Findings suggest value in identifying Asian patients’ ethnic backgrounds in medical records
Asian-Americans from different parts of Asia have very different cardiovascular risk factors and chronic conditions such as diabetes, hypertension, and heart disease, research from the Kaiser Permanente Division of Research suggests.
“Based on a relatively small body of previous research, we suspected that we would see differences,“ said lead author Nancy Gordon, ScD, a research scientist with the Kaiser Permanente Division of Research. “But we didn’t expect them to be so large. For instance, Filipino-Americans in the study were twice as likely to have diabetes than those of Chinese ethnicity.”
The study, published in BMC Public Health November 25, used electronic health record (EHR) data for 1.4 million adults aged 45 to 84 who were Kaiser Permanente Northern California members during 2016. The researchers identified 274,910 Asian-Americans using race and ethnicity information from the EHR and patient surveys.
They assigned the patients to Asian subgroups, including Chinese, Filipino, Japanese, Korean, Southeast Asian and South Asian. They also studied Native Hawaiians and Pacific Islanders, who are grouped together separately in epidemiological research.
The study examined prevalence of smoking, obesity (using both standard and Asian-specific classifications), and diagnoses of diabetes, hypertension, and coronary artery disease.
Overall, Filipinos and Native Hawaiians/Pacific Islanders had significantly more risk factors and chronic disease prevalence than other Asian-American ethnic groups. Prevalence among Filipinos and Native Hawaiians/Pacific Islanders was similar to that for blacks and Latinos, two groups that have been the focus of health disparities research.
Specifically, the study found:
–Diabetes prevalence ranged from a low of 15.6% for Chinese to 31.9% for Filipinos and 34.5% for Native Hawaiians and Pacific Islanders.
–Obesity using standard BMI measurement ranged from 7.6% among Koreans and Southeast Asians to 43.6% among Native Hawaiians and Pacific Islanders, 20.8% among Filipinos, 20% among South Asians, and 19.7% among Japanese.
–Using a separate BMI threshold recommended for Asians, obesity prevalence ranged from 19% among Southeast Asians, Koreans, and Chinese to 36% to 40% among Japanese, South Asians, and Filipinos; it was 60% among Native Hawaiian/Pacific Islanders. Prevalence was higher among men than women in most subgroups, except South Asian and Native Hawaiian/Pacific Islanders.
–Smoking rates were 3% for South Asians, 4.8% for Chinese, 7.3% for Southeast Asian and Filipino, 7.7% for Korean, and 10.4% for Native Hawaiian/Pacific Islanders.

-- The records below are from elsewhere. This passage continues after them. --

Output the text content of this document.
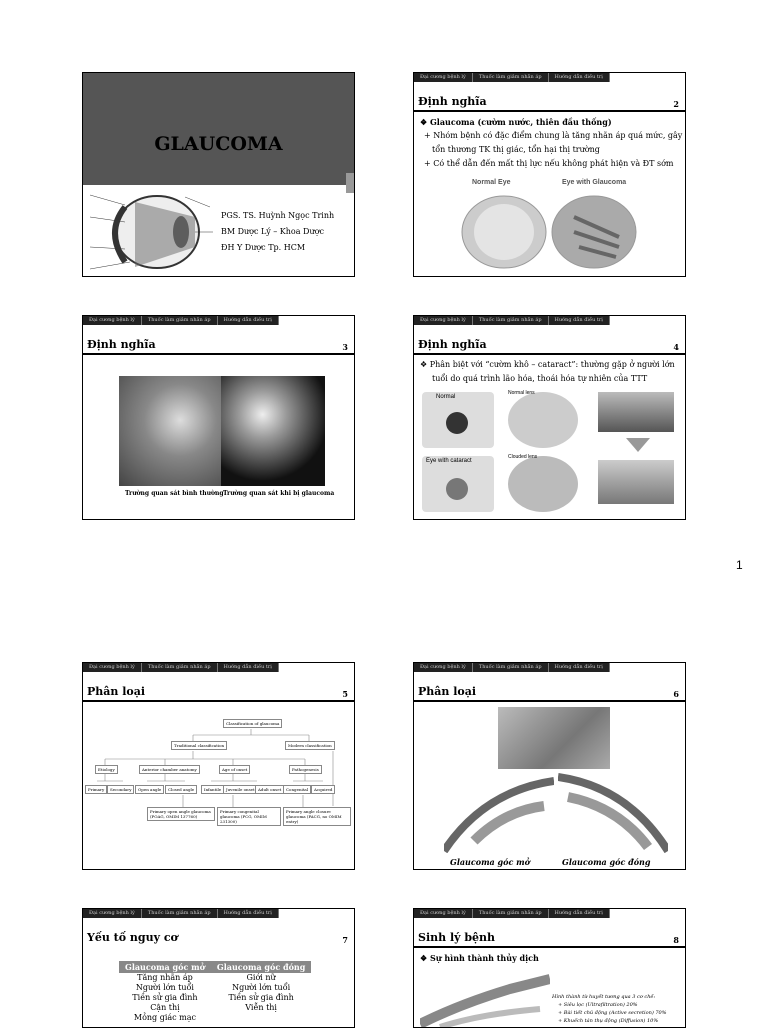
GLAUCOMA
PGS. TS. Huỳnh Ngọc Trinh
BM Dược Lý – Khoa Dược
ĐH Y Dược Tp. HCM
Đại cương bệnh lý	Thuốc làm giảm nhãn áp	Hướng dẫn điều trị
Định nghĩa	2
❖ Glaucoma (cườm nước, thiên đầu thống)
+ Nhóm bệnh có đặc điểm chung là tăng nhãn áp quá mức, gây
tổn thương TK thị giác, tổn hại thị trường
+ Có thể dẫn đến mất thị lực nếu không phát hiện và ĐT sớm
Normal Eye	Eye with Glaucoma
Đại cương bệnh lý	Thuốc làm giảm nhãn áp	Hướng dẫn điều trị
Định nghĩa	3
Trường quan sát bình thường Trường quan sát khi bị glaucoma
Đại cương bệnh lý	Thuốc làm giảm nhãn áp	Hướng dẫn điều trị
Định nghĩa	4
❖ Phân biệt với “cườm khô – cataract”: thường gặp ở người lớn
tuổi do quá trình lão hóa, thoái hóa tự nhiên của TTT
Normal
Normal lens
Eye with cataract
Clouded lens
1
Đại cương bệnh lý	Thuốc làm giảm nhãn áp	Hướng dẫn điều trị
Phân loại	5
Classification of glaucoma
Traditional classification	Modern classification
Etiology	Anterior chamber anatomy	Age of onset	Pathogenesis
Primary	Secondary	Open angle	Closed angle	Infantile	Juvenile onset Adult onset	Congenital	Acquired
Primary open angle glaucoma (POAG, OMIM 137760)
Primary congenital glaucoma (PCG, OMIM 231300)
Primary angle closure glaucoma (PACG, no OMIM entry)
Đại cương bệnh lý	Thuốc làm giảm nhãn áp	Hướng dẫn điều trị
Phân loại	6
Glaucoma góc mở	Glaucoma góc đóng
Đại cương bệnh lý	Thuốc làm giảm nhãn áp	Hướng dẫn điều trị
Yếu tố nguy cơ	7
Glaucoma góc mở	Glaucoma góc đóng
Tăng nhãn áp	Giới nữ
Người lớn tuổi	Người lớn tuổi
Tiền sử gia đình	Tiền sử gia đình
Cận thị	Viễn thị
Mỏng giác mạc	
Đại cương bệnh lý	Thuốc làm giảm nhãn áp	Hướng dẫn điều trị
Sinh lý bệnh	8
❖ Sự hình thành thủy dịch
Hình thành từ huyết tương qua 3 cơ chế:
+ Siêu lọc (Ultrafiltration) 20%
+ Bài tiết chủ động (Active secretion) 70%
+ Khuếch tán thụ động (Diffusion) 10%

The research team didn’t attempt to explain the reasons for the differences. The authors plan to further study issues such as the role of obesity in varying diabetes prevalence and how social determinants of health and psychosocial risk factors relate to differences in chronic illness prevalence among Asian ethnicities.
The information could identify patients who are more likely to have cardiovascular risks and chronic conditions, allowing physicians to carry out earlier screening and more frequent monitoring, said coauthor Joan Lo, MD, a research scientist with the Division of Research. “This could become even more important as physicians increasingly see patients by video or phone visits that don’t involve collection of vital signs that can track small changes in health status,” she said.
The findings could also be of interest to health researchers and population health managers, Gordon said. Having more granular Asian ethnicity data in the EHR would allow health systems to track quality metrics specific to Asian ethnic groups.
Asian ethnicity information could also help organizations enhance delivery of equitable and culturally competent care by offering ethnicity-tailored dietary assessments and patient education resources, Gordon said. They could also use it to build a workforce whose ethnic diversity mirrors the patient population, she added.
The study was funded by the Kaiser Permanente Northern California Community Benefit Program.
Authors also included Teresa Y. Lin, MPH, of the Division of Research and Jyoti Rau, MD, from the Kaiser Permanente Santa Clara Medical Center.